In contrast, according to what we know so far, Biden retained – perhaps by accident – what’s been described as a “small number” of classified documents after leaving the vice presidency. When the documents were found, his lawyers appear to have promptly handed them over without even having to be asked. If true, that would not violate the relevant Espionage Act provision.
To a trained lawyer, or a devout watcher of “Law & Order,” this distinction, which could be determinative for prosecution, is intuitive. Almost all crimes come with a definitional requirement of willful or voluntary behavior.
To non-lawyers, this legal focus on intent might seem strange. How do you prove anyone willfully does anything? And why bother?
The deep answer to these questions begins with the moral theory of crime. We generally think the law should criminalize conduct that is morally wrongful, not just socially undesirable. And if you aren’t voluntarily and consciously doing something, then we tend to think you aren’t as morally culpable for doing it as you would be if you knew what you were doing.
From this moral foundation springs our mechanism of proof. Investigators look at the circumstances of an action to determine if it was done consciously and voluntarily.
Those circumstances are often much clearer than you might think. Did Trump know he was retaining boxes of documents and refusing to hand them over? We may not be able to read Trump’s mind. But we can still answer that legal and moral question by considering what Trump did when the National Archives asked for its documents.

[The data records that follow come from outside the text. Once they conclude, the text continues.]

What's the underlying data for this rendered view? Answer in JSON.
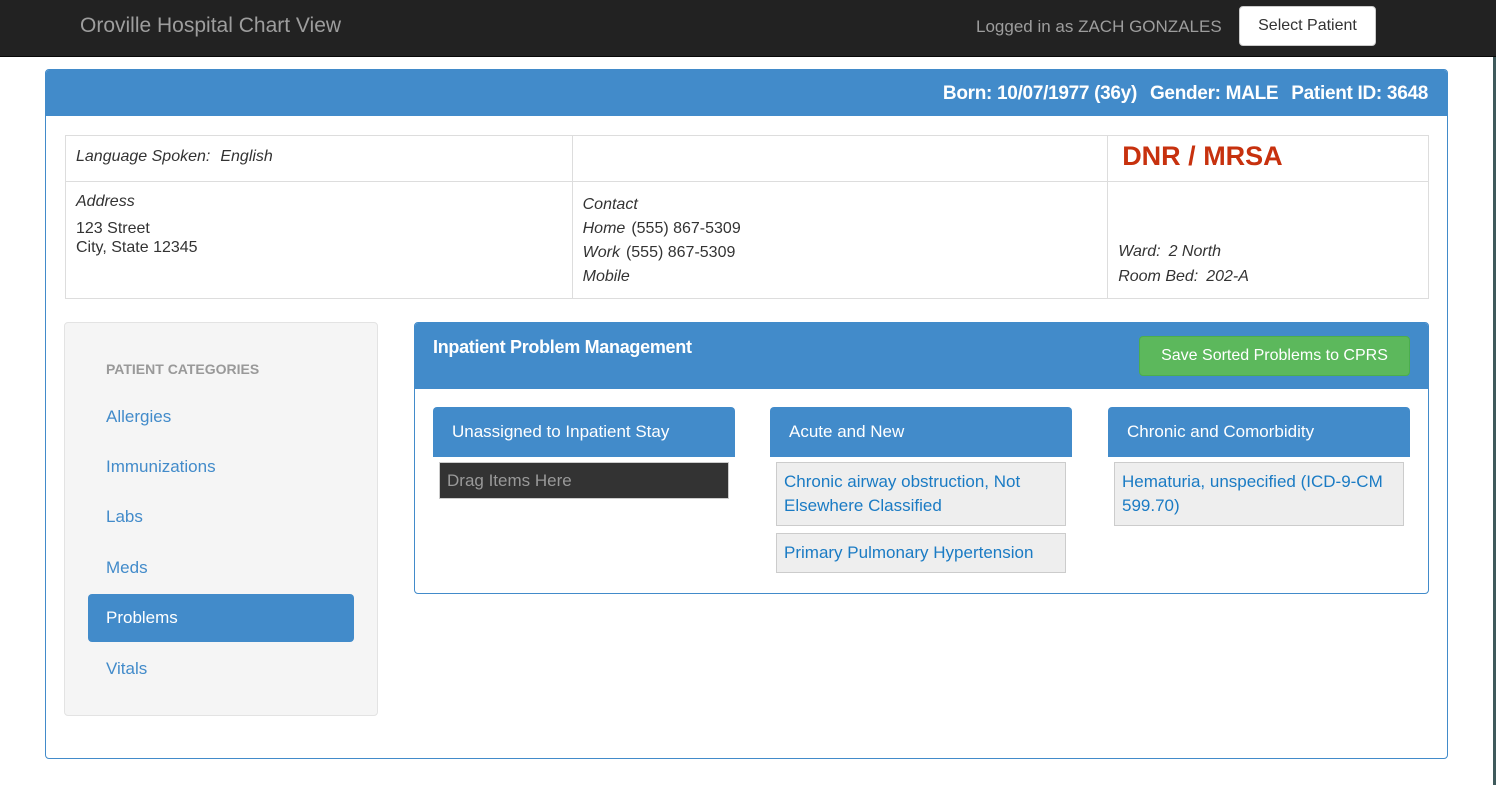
{
  "navbar": {
    "brand": "Oroville Hospital Chart View",
    "logged_in": "Logged in as ZACH GONZALES",
    "select_patient": "Select Patient"
  },
  "patient": {
    "born": "Born: 10/07/1977 (36y)",
    "gender": "Gender: MALE",
    "patient_id": "Patient ID: 3648",
    "language_label": "Language Spoken:",
    "language_value": "English",
    "alert": "DNR / MRSA",
    "address_label": "Address",
    "address_line1": "123 Street",
    "address_line2": "City, State 12345",
    "contact_label": "Contact",
    "home_label": "Home",
    "home_phone": "(555) 867-5309",
    "work_label": "Work",
    "work_phone": "(555) 867-5309",
    "mobile_label": "Mobile",
    "ward_label": "Ward:",
    "ward_value": "2 North",
    "room_label": "Room Bed:",
    "room_value": "202-A"
  },
  "sidebar": {
    "header": "PATIENT CATEGORIES",
    "items": [
      {
        "label": "Allergies",
        "active": false
      },
      {
        "label": "Immunizations",
        "active": false
      },
      {
        "label": "Labs",
        "active": false
      },
      {
        "label": "Meds",
        "active": false
      },
      {
        "label": "Problems",
        "active": true
      },
      {
        "label": "Vitals",
        "active": false
      }
    ]
  },
  "problem_management": {
    "title": "Inpatient Problem Management",
    "save_button": "Save Sorted Problems to CPRS",
    "columns": [
      {
        "title": "Unassigned to Inpatient Stay",
        "placeholder": "Drag Items Here",
        "items": []
      },
      {
        "title": "Acute and New",
        "items": [
          "Chronic airway obstruction, Not Elsewhere Classified",
          "Primary Pulmonary Hypertension"
        ]
      },
      {
        "title": "Chronic and Comorbidity",
        "items": [
          "Hematuria, unspecified (ICD-9-CM 599.70)"
        ]
      }
    ]
  },
  "colors": {
    "primary": "#428bca",
    "success": "#5cb85c",
    "alert": "#c7310e",
    "navbar": "#222222"
  }
}
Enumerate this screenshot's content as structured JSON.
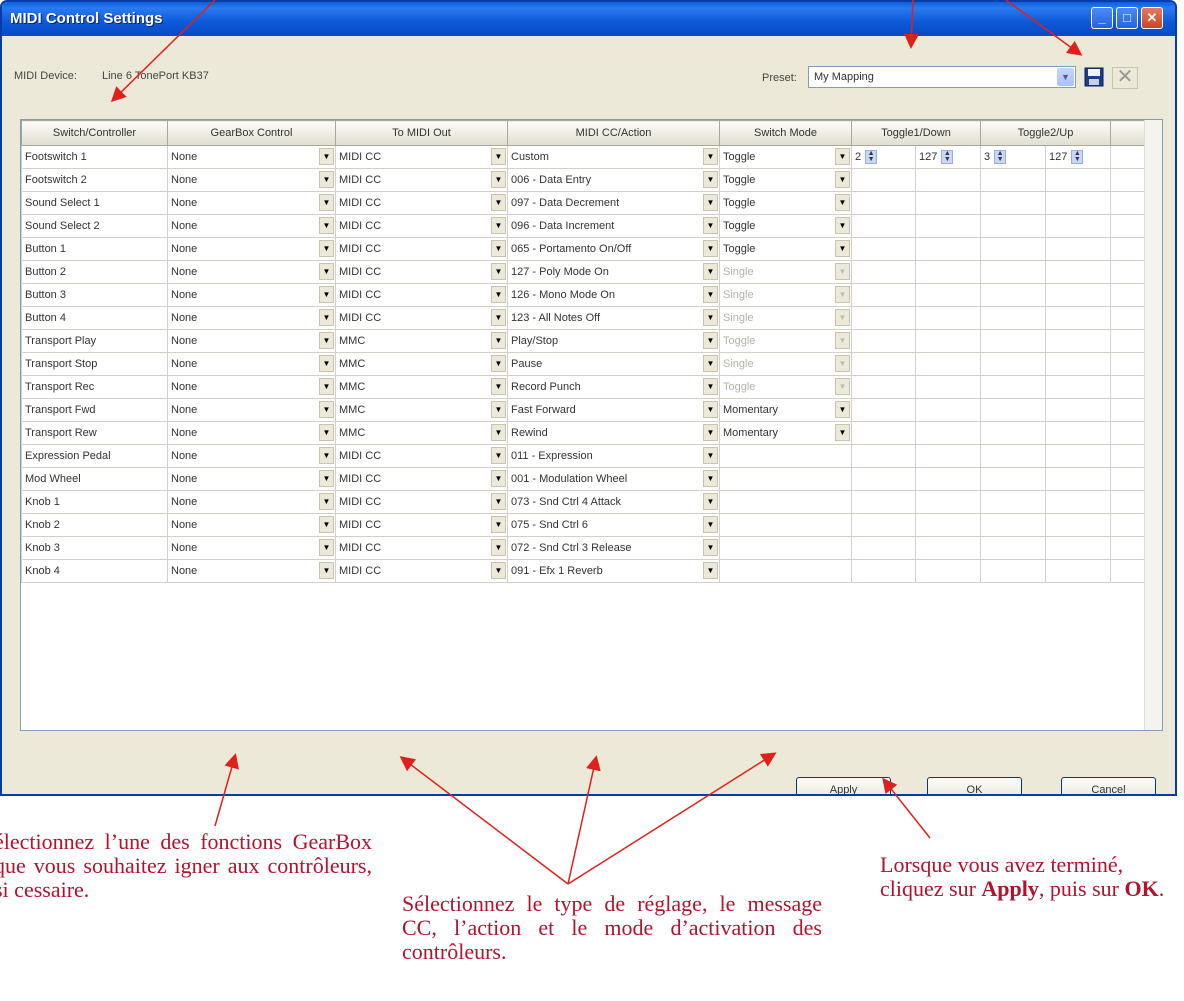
{
  "window": {
    "title": "MIDI Control Settings"
  },
  "device": {
    "label": "MIDI Device:",
    "value": "Line 6 TonePort KB37"
  },
  "preset": {
    "label": "Preset:",
    "value": "My Mapping"
  },
  "icons": {
    "save": "save-icon",
    "delete": "delete-icon"
  },
  "columns": [
    "Switch/Controller",
    "GearBox Control",
    "To MIDI Out",
    "MIDI CC/Action",
    "Switch Mode",
    "Toggle1/Down",
    "Toggle2/Up"
  ],
  "rows": [
    {
      "ctrl": "Footswitch 1",
      "gear": "None",
      "out": "MIDI CC",
      "cc": "Custom",
      "mode": "Toggle",
      "modeState": "on",
      "t1a": "2",
      "t1b": "127",
      "t2a": "3",
      "t2b": "127"
    },
    {
      "ctrl": "Footswitch 2",
      "gear": "None",
      "out": "MIDI CC",
      "cc": "006 - Data Entry",
      "mode": "Toggle",
      "modeState": "on"
    },
    {
      "ctrl": "Sound Select 1",
      "gear": "None",
      "out": "MIDI CC",
      "cc": "097 - Data Decrement",
      "mode": "Toggle",
      "modeState": "on"
    },
    {
      "ctrl": "Sound Select 2",
      "gear": "None",
      "out": "MIDI CC",
      "cc": "096 - Data Increment",
      "mode": "Toggle",
      "modeState": "on"
    },
    {
      "ctrl": "Button 1",
      "gear": "None",
      "out": "MIDI CC",
      "cc": "065 - Portamento On/Off",
      "mode": "Toggle",
      "modeState": "on"
    },
    {
      "ctrl": "Button 2",
      "gear": "None",
      "out": "MIDI CC",
      "cc": "127 - Poly Mode On",
      "mode": "Single",
      "modeState": "dis"
    },
    {
      "ctrl": "Button 3",
      "gear": "None",
      "out": "MIDI CC",
      "cc": "126 - Mono Mode On",
      "mode": "Single",
      "modeState": "dis"
    },
    {
      "ctrl": "Button 4",
      "gear": "None",
      "out": "MIDI CC",
      "cc": "123 - All Notes Off",
      "mode": "Single",
      "modeState": "dis"
    },
    {
      "ctrl": "Transport Play",
      "gear": "None",
      "out": "MMC",
      "cc": "Play/Stop",
      "mode": "Toggle",
      "modeState": "dis"
    },
    {
      "ctrl": "Transport Stop",
      "gear": "None",
      "out": "MMC",
      "cc": "Pause",
      "mode": "Single",
      "modeState": "dis"
    },
    {
      "ctrl": "Transport Rec",
      "gear": "None",
      "out": "MMC",
      "cc": "Record Punch",
      "mode": "Toggle",
      "modeState": "dis"
    },
    {
      "ctrl": "Transport Fwd",
      "gear": "None",
      "out": "MMC",
      "cc": "Fast Forward",
      "mode": "Momentary",
      "modeState": "on"
    },
    {
      "ctrl": "Transport Rew",
      "gear": "None",
      "out": "MMC",
      "cc": "Rewind",
      "mode": "Momentary",
      "modeState": "on"
    },
    {
      "ctrl": "Expression Pedal",
      "gear": "None",
      "out": "MIDI CC",
      "cc": "011 - Expression",
      "mode": "",
      "modeState": "none"
    },
    {
      "ctrl": "Mod Wheel",
      "gear": "None",
      "out": "MIDI CC",
      "cc": "001 - Modulation Wheel",
      "mode": "",
      "modeState": "none"
    },
    {
      "ctrl": "Knob 1",
      "gear": "None",
      "out": "MIDI CC",
      "cc": "073 - Snd Ctrl 4 Attack",
      "mode": "",
      "modeState": "none"
    },
    {
      "ctrl": "Knob 2",
      "gear": "None",
      "out": "MIDI CC",
      "cc": "075 - Snd Ctrl 6",
      "mode": "",
      "modeState": "none"
    },
    {
      "ctrl": "Knob 3",
      "gear": "None",
      "out": "MIDI CC",
      "cc": "072 - Snd Ctrl 3 Release",
      "mode": "",
      "modeState": "none"
    },
    {
      "ctrl": "Knob 4",
      "gear": "None",
      "out": "MIDI CC",
      "cc": "091 - Efx 1 Reverb",
      "mode": "",
      "modeState": "none"
    }
  ],
  "buttons": {
    "apply": "Apply",
    "ok": "OK",
    "cancel": "Cancel"
  },
  "annotations": {
    "left": "électionnez l’une des fonctions GearBox que vous souhaitez igner aux contrôleurs, si cessaire.",
    "middle": "Sélectionnez le type de réglage, le message CC, l’action et le mode d’activation des contrôleurs.",
    "right_a": "Lorsque vous avez terminé, cliquez sur ",
    "right_apply": "Apply",
    "right_b": ", puis sur ",
    "right_ok": "OK",
    "right_c": "."
  },
  "colors": {
    "annotation": "#b4122d",
    "arrow": "#e0201a",
    "titlebar": "#0a5fe0"
  }
}
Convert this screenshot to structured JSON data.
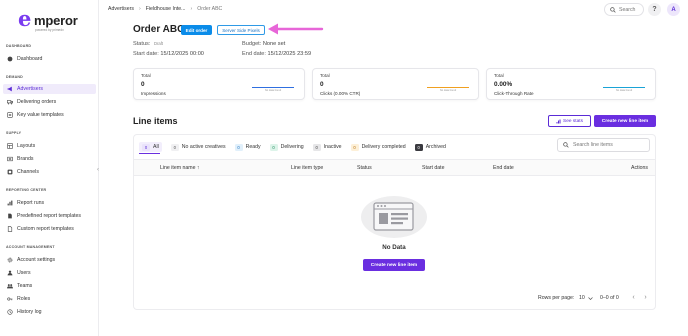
{
  "brand": {
    "logo_glyph": "e",
    "logo_word": "mperor",
    "logo_sub": "powered by primedx",
    "accent": "#6a2ee0"
  },
  "sidebar": {
    "sections": [
      {
        "title": "DASHBOARD",
        "items": [
          {
            "label": "Dashboard",
            "icon": "dashboard-icon"
          }
        ]
      },
      {
        "title": "DEMAND",
        "items": [
          {
            "label": "Advertisers",
            "icon": "megaphone-icon",
            "active": true
          },
          {
            "label": "Delivering orders",
            "icon": "truck-icon"
          },
          {
            "label": "Key value templates",
            "icon": "key-icon"
          }
        ]
      },
      {
        "title": "SUPPLY",
        "items": [
          {
            "label": "Layouts",
            "icon": "layout-icon"
          },
          {
            "label": "Brands",
            "icon": "brand-icon"
          },
          {
            "label": "Channels",
            "icon": "channels-icon"
          }
        ]
      },
      {
        "title": "REPORTING CENTER",
        "items": [
          {
            "label": "Report runs",
            "icon": "chart-icon"
          },
          {
            "label": "Predefined report templates",
            "icon": "document-icon"
          },
          {
            "label": "Custom report templates",
            "icon": "document-icon"
          }
        ]
      },
      {
        "title": "ACCOUNT MANAGEMENT",
        "items": [
          {
            "label": "Account settings",
            "icon": "gear-icon"
          },
          {
            "label": "Users",
            "icon": "user-icon"
          },
          {
            "label": "Teams",
            "icon": "team-icon"
          },
          {
            "label": "Roles",
            "icon": "key-icon"
          },
          {
            "label": "History log",
            "icon": "history-icon"
          }
        ]
      }
    ]
  },
  "topbar": {
    "breadcrumb": [
      "Advertisers",
      "Fieldhouse Inte...",
      "Order ABC"
    ],
    "breadcrumb_sep": "›",
    "search_label": "Search",
    "help_label": "?",
    "avatar_initial": "A"
  },
  "order": {
    "title": "Order ABC",
    "edit_label": "Edit order",
    "ssp_label": "Server Side Pixels",
    "status_key": "Status:",
    "status_value": "Draft",
    "budget_key": "Budget:",
    "budget_value": "None set",
    "start_key": "Start date:",
    "start_value": "15/12/2025 00:00",
    "end_key": "End date:",
    "end_value": "15/12/2025 23:59"
  },
  "stats": [
    {
      "title": "Total",
      "value": "0",
      "label": "Impressions",
      "no_data": "No data found",
      "color": "#2f6fe0"
    },
    {
      "title": "Total",
      "value": "0",
      "label": "Clicks (0.00% CTR)",
      "no_data": "No data found",
      "color": "#f0a020"
    },
    {
      "title": "Total",
      "value": "0.00%",
      "label": "Click-Through Rate",
      "no_data": "No data found",
      "color": "#1aa3d6"
    }
  ],
  "line_items": {
    "title": "Line items",
    "see_stats_label": "See stats",
    "create_label": "Create new line item",
    "search_placeholder": "Search line items",
    "tabs": [
      {
        "count": "0",
        "label": "All",
        "badge_bg": "#e9e2fb",
        "badge_fg": "#5b2bd6"
      },
      {
        "count": "0",
        "label": "No active creatives",
        "badge_bg": "#f0f0f2",
        "badge_fg": "#555"
      },
      {
        "count": "0",
        "label": "Ready",
        "badge_bg": "#e1f0fb",
        "badge_fg": "#1b72c2"
      },
      {
        "count": "0",
        "label": "Delivering",
        "badge_bg": "#ddf4ea",
        "badge_fg": "#1d8a5b"
      },
      {
        "count": "0",
        "label": "Inactive",
        "badge_bg": "#e6e6e8",
        "badge_fg": "#444"
      },
      {
        "count": "0",
        "label": "Delivery completed",
        "badge_bg": "#fdf0d8",
        "badge_fg": "#b8700c"
      },
      {
        "count": "0",
        "label": "Archived",
        "badge_bg": "#3a3a40",
        "badge_fg": "#ffffff"
      }
    ],
    "columns": [
      "Line item name",
      "Line item type",
      "Status",
      "Start date",
      "End date",
      "Actions"
    ],
    "sort_arrow": "↑",
    "empty_text": "No Data",
    "empty_create_label": "Create new line item",
    "rows_per_page_label": "Rows per page:",
    "rows_per_page_value": "10",
    "range_text": "0–0 of 0"
  }
}
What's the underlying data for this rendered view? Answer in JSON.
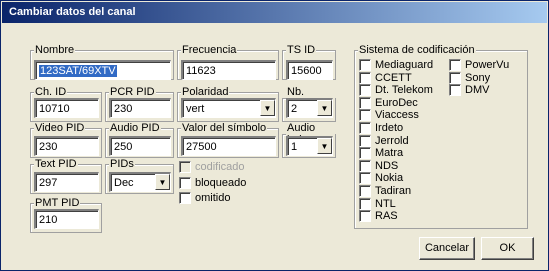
{
  "window": {
    "title": "Cambiar datos del canal"
  },
  "fields": {
    "nombre": {
      "label": "Nombre",
      "value": "123SAT/69XTV"
    },
    "frecuencia": {
      "label": "Frecuencia",
      "value": "11623"
    },
    "ts_id": {
      "label": "TS ID",
      "value": "15600"
    },
    "ch_id": {
      "label": "Ch. ID",
      "value": "10710"
    },
    "pcr_pid": {
      "label": "PCR PID",
      "value": "230"
    },
    "polaridad": {
      "label": "Polaridad",
      "value": "vert"
    },
    "nb_audio": {
      "label": "Nb. audio",
      "value": "2"
    },
    "video_pid": {
      "label": "Video PID",
      "value": "230"
    },
    "audio_pid": {
      "label": "Audio PID",
      "value": "250"
    },
    "symbol_rate": {
      "label": "Valor del símbolo",
      "value": "27500"
    },
    "audio_index": {
      "label": "Audio index",
      "value": "1"
    },
    "text_pid": {
      "label": "Text PID",
      "value": "297"
    },
    "pids": {
      "label": "PIDs",
      "value": "Dec"
    },
    "pmt_pid": {
      "label": "PMT PID",
      "value": "210"
    }
  },
  "flags": [
    {
      "label": "codificado",
      "checked": false,
      "disabled": true
    },
    {
      "label": "bloqueado",
      "checked": false,
      "disabled": false
    },
    {
      "label": "omitido",
      "checked": false,
      "disabled": false
    }
  ],
  "encoding": {
    "label": "Sistema de codificación",
    "col1": [
      "Mediaguard",
      "CCETT",
      "Dt. Telekom",
      "EuroDec",
      "Viaccess",
      "Irdeto",
      "Jerrold",
      "Matra",
      "NDS",
      "Nokia",
      "Tadiran",
      "NTL",
      "RAS"
    ],
    "col2": [
      "PowerVu",
      "Sony",
      "DMV"
    ]
  },
  "buttons": {
    "cancel": "Cancelar",
    "ok": "OK"
  }
}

And we can make a solid determination of Biden’s willfulness, or lack of it, by examining what he did when his lawyers found the classified documents in his office and home.
At this point, you may notice that the two special prosecutors in the Trump and Biden situations are being called on to make moral judgments before they make legal ones. In effect, they’re being asked to figure out whether the two men did anything morally wrong. The answer to that will shape the legal answer of whether to prosecute.
That’s how it’s supposed to work.
Intent is fundamental to the criminal law because it’s fundamental to our sense of right and wrong. If our legal system works, then Trump’s and Biden’s conduct will each get the appropriate level of fact-specific moral and legal scrutiny.